I think did a 24hour salivary test for cortisol, and determined that I was very low in cortisol in the morning, and slightly too high at night – helped explain the tiredness and inability to sleep.
Now that I am on a combo of low dose cortisol + t3 only, I FINALLY have started to lose weight (still counting my calories to 1300 net + exercise, no where near as much exercise as before, no running at all). It is slow – 1kg per month, but at least it is moving.
My point is that there is a large movement of GPs etc who no longer buy into the mainstream thyroid advice, and understand that patients needed to be treated based on symptoms not arbitrary ranges in blood tests .
Konstantin Monastyrsky
Lucy,
Thank you for sharing this important information. Please let others know the name of your doctor, so they can consult a specialist who is well versed in this particular condition.
MKC
Could you do an article for the 20% who do not have weight issues, but do have a family history of the diseases of affluence? As far back as I can go on both sides of my family, the women are very petite, even into old age. However we are no more healthy than our overweight neighbors.

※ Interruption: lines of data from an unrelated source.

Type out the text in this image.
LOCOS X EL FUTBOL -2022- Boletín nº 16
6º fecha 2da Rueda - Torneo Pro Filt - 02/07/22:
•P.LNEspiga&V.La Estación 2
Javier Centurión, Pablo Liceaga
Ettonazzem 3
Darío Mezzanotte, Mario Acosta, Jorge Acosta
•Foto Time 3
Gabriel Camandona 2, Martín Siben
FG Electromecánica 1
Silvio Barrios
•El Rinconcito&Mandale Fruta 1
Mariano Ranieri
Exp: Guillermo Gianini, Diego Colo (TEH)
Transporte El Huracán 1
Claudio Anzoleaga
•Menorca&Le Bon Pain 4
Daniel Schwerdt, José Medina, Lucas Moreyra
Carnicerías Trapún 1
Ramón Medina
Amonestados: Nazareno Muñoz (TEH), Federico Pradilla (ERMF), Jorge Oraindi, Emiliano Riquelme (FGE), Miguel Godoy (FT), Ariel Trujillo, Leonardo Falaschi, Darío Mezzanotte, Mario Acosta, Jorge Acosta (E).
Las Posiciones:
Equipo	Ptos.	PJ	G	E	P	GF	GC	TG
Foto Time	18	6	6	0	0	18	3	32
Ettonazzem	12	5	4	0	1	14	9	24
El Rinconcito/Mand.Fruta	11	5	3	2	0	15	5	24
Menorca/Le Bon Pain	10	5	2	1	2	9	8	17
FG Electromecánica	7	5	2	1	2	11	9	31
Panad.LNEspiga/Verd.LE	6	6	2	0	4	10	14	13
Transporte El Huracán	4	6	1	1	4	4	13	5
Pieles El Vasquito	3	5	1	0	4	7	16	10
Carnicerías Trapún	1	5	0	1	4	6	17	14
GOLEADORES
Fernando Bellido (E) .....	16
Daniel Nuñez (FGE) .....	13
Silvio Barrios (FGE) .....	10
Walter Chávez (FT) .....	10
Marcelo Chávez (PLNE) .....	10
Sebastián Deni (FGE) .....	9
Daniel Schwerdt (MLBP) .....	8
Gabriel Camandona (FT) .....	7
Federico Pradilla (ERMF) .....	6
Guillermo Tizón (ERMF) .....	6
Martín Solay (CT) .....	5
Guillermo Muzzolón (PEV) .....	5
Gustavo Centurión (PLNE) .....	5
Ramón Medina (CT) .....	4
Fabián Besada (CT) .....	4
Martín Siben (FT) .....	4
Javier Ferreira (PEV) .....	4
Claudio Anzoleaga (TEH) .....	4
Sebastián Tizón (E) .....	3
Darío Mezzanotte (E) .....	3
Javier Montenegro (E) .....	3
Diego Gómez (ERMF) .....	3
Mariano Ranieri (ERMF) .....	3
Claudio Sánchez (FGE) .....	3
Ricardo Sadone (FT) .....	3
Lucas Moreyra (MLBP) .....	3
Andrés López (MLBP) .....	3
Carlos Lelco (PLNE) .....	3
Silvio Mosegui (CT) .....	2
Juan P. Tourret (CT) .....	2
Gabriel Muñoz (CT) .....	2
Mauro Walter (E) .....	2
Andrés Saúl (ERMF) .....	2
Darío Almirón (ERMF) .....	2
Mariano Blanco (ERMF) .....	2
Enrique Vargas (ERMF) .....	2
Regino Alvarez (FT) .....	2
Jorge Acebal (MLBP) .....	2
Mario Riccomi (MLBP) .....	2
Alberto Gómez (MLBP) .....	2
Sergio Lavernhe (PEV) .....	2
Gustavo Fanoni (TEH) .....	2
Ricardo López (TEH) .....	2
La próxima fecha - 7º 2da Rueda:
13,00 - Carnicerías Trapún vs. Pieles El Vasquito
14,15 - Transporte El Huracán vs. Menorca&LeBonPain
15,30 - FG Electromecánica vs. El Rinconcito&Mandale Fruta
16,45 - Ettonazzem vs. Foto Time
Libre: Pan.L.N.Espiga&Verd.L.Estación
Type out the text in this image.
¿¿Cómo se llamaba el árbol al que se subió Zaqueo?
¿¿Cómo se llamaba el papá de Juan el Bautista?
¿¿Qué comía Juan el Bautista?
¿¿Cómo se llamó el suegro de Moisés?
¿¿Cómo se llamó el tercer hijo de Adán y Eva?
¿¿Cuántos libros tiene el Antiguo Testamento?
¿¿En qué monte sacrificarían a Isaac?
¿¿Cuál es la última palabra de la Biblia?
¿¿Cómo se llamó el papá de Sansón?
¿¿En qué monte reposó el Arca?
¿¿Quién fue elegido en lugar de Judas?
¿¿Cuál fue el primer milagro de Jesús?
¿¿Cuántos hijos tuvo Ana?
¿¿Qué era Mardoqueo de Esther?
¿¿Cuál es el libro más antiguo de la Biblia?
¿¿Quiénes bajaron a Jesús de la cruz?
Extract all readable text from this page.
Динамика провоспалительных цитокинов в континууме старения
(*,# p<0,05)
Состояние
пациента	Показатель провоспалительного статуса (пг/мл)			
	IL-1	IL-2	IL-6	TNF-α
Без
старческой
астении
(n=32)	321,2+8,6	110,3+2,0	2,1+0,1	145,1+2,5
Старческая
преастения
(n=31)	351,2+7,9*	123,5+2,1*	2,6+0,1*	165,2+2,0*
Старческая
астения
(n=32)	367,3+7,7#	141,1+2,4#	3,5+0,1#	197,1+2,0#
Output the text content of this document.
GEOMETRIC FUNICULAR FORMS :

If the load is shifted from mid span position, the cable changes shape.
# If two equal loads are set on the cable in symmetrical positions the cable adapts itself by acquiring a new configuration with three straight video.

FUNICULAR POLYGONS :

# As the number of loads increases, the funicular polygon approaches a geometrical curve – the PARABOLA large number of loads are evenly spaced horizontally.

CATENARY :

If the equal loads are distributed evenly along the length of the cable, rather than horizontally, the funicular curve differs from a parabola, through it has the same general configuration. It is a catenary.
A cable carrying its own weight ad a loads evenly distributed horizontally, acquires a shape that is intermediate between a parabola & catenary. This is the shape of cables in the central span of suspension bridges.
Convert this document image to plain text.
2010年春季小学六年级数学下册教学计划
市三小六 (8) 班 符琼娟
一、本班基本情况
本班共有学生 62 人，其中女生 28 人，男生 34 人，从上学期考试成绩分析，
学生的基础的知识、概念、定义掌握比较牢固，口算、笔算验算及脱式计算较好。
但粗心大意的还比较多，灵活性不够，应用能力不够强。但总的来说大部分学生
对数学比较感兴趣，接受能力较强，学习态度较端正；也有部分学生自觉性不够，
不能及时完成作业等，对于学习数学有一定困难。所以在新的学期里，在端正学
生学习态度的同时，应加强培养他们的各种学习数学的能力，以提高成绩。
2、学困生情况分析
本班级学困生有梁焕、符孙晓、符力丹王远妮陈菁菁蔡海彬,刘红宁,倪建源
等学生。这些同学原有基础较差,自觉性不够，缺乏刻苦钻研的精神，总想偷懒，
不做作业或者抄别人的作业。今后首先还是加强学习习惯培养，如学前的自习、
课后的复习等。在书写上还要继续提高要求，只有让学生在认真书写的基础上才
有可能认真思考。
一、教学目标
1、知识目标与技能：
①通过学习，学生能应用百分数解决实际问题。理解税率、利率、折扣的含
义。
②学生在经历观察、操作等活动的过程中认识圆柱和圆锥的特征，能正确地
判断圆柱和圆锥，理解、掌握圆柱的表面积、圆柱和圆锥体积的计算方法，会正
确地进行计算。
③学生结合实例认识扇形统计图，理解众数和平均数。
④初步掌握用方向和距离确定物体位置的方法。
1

I wonder at your broad strokes regarding natural selection. One of my grandmothers was raised doing manual labor on a farm, being a similar size to Mrs. flockhart, but six inches shorter, did not keep her from doing her share of the work. My other grandmother was raised in poverty but despite her petite frame (4’11”) caught the eye of a man from a well to do family, in the early fifties. Didn’t Audrey Hepburn become popular in the 1950’s as well? All my grandparents came from large families, having six or more brothers and sisters, it seems unlikely that being petite was preventing the continuation of the family line. There has as yet been no c-sections in our family either. I fit in my grandmothers wedding dress and have given birth four times without medical intervention.
Perhaps the belief in ‘good birthing hips’ is just an old wive’s tale?
Konstantin Monastyrsky
MKC,
In general, people who do not have a genetic ability to gain weight are more likely to succumb to liver disease, diabetes, heart disease, and stroke because their bodies can’t absorb excess energy as efficiency as of people who can accumulate fat easily. Also, genetically skinny people are less likely to survive a serious trauma, surgery, or infection because they don’t have enough internal resource (proteins, fats) to assure survival while their digestive organs are “shut.”
In terms of safe pregnancy, it isn’t the shape of the mother that is so critical, but the size of the fetus. When there are plenty of foods (especially carbohydrates), fetuses tend to get larger, and this may lead to a great deal of mortality during natural childbirth not only due to the obstruction of the fetus, but also from a blood loss related to vaginal tears. Of course, these concerns aren’t as acute in countries with modern perinatal care as they were just a few generations ago, and are still today in underdeveloped countries.
Also, if all family members are petite, fetuses follow the proportions of their parents. That’s just genetics. On the other hand, a very skinny woman among other petite women in her tribe with normal build will still carry a greater risk of stillbirth (due to trauma in a narrow vaginal canal) or maternal death during pregnancy (due to bleeding or obstruction) than her better developed peers.